November 20, 2014
The whole debt and nothing but the debt
Against a backdrop of the gap between the official and parallel exchange rates widening to 71 percent, Wednesday’s lengthy plenary committee debate in the Senate on the bill to repatriate foreign debt bond payment added little to what has been said by either side, except perhaps to confirm the increasing irrelevance of the RUFO (“Rights Upon Future Offers”) clause since Economy Minister Axel Kicillof ruled out any negotiations with holdout litigants even when that clause (setting a dangerous precedent for all other creditors) expires at New Year. If there was any common denominator to Kicillof’s marathon explanations, it was to adopt a holistic approach — if there are to be any negotiations with the holdouts, it is to be with all of them, not just the litigant vulture fund minority, and they are to be offered the same terms as the other creditors.

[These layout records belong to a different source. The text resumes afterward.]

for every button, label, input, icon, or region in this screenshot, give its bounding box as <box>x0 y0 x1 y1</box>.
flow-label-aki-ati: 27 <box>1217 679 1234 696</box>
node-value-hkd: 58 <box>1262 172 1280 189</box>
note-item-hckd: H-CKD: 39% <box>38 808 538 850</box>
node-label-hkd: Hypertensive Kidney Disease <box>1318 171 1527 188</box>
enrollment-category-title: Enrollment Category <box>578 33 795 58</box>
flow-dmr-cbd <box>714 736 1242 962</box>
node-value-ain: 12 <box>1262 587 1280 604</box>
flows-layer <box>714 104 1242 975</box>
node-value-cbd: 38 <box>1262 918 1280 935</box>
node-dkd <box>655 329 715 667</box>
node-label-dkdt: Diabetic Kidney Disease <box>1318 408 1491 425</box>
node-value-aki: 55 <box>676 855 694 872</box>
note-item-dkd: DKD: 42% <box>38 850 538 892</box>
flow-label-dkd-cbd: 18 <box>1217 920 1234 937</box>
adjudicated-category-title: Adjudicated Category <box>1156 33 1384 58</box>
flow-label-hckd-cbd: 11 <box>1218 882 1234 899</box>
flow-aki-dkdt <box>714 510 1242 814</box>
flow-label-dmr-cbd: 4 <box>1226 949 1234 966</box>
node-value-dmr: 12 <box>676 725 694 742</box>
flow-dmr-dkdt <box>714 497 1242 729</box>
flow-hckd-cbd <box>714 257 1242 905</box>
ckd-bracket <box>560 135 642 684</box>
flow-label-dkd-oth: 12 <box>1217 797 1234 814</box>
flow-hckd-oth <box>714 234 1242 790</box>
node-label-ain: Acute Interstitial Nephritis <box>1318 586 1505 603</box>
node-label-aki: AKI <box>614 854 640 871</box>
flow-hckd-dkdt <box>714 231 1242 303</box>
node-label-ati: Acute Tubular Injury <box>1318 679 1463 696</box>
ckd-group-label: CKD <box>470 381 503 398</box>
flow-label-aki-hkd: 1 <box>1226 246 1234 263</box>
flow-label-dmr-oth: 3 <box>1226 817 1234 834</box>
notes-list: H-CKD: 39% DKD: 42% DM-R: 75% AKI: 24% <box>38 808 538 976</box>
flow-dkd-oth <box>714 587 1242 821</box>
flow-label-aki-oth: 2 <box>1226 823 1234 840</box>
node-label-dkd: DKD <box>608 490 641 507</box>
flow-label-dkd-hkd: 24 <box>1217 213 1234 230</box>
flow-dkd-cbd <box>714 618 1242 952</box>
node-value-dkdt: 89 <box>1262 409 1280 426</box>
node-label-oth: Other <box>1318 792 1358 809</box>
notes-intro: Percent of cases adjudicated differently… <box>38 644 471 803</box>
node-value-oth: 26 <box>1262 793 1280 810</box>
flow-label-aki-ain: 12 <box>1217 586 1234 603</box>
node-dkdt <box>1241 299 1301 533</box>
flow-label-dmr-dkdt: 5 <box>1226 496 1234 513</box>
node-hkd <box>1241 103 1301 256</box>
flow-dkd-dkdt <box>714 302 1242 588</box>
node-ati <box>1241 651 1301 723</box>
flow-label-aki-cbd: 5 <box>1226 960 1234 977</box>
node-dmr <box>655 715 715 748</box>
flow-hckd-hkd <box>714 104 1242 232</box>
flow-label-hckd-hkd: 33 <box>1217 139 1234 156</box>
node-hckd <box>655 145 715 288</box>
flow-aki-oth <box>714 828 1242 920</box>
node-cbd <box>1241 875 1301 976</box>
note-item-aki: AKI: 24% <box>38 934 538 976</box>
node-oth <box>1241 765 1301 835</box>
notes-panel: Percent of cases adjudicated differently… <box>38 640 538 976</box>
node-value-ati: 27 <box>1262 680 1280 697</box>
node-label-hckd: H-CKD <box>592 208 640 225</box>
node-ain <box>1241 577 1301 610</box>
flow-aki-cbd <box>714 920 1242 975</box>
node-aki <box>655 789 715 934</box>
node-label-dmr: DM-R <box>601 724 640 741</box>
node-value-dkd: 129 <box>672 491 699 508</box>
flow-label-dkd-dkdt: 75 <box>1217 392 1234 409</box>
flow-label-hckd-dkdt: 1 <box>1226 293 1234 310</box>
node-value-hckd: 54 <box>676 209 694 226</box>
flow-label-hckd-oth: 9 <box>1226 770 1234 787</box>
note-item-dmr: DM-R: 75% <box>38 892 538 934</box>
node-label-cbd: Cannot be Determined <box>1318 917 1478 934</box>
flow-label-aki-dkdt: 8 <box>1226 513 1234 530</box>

Meanwhile Legal and Technical Secretary Carlos Zannini underlined that the ultimate objective was to bring the entire foreign debt under Argentine jurisdiction while clarifying that the bill to offer bondholders locally the payment denied them by judicial deadlock in New York was to create a voluntary option, not to impose a new venue.
Meanwhile on the other side of the Upper House, the alternatives continue to be in default while the intervention of 2001 default president Adolfo Rodríguez Saá (now a San Luis senator) was pure hypocrisy. Many opposition politicians seem to feel that the billion-plus dollars at stake in Manhattan judge Thomas Griesa’s courtroom are but a drop in the ocean of global capital markets (especially in the recent years of quantitative easing liquidity) which could be unblocked by yielding the point but very few dare to think so aloud — the idea of paying vulture funds in full is too electorally repugnant and financially dangerous. Indeed Upper House Minority Leader Gerardo Morales (Radical-Jujuy) even endorsed Kicillof’s condemnation of Griesa and the vulture funds while criticizing his strategy. So instead the line was rather to wash their hands — an ultra-presidential and centralized government had more than enough powers to sort out its own mess without dragging in other parties, was their argument. Yet this evasive attitude is not wholly valid — quite apart from all the specific contractual obligations which the government cannot change unilaterally, a law of Congress confers so much more legitimacy than any executive decree which can always be attributed to presidential whim.
The bill continued to move smoothly through Congress but there are also other fronts such as Griesa’s courtroom, the exchange markets, yesterday’s general strike and the world at large.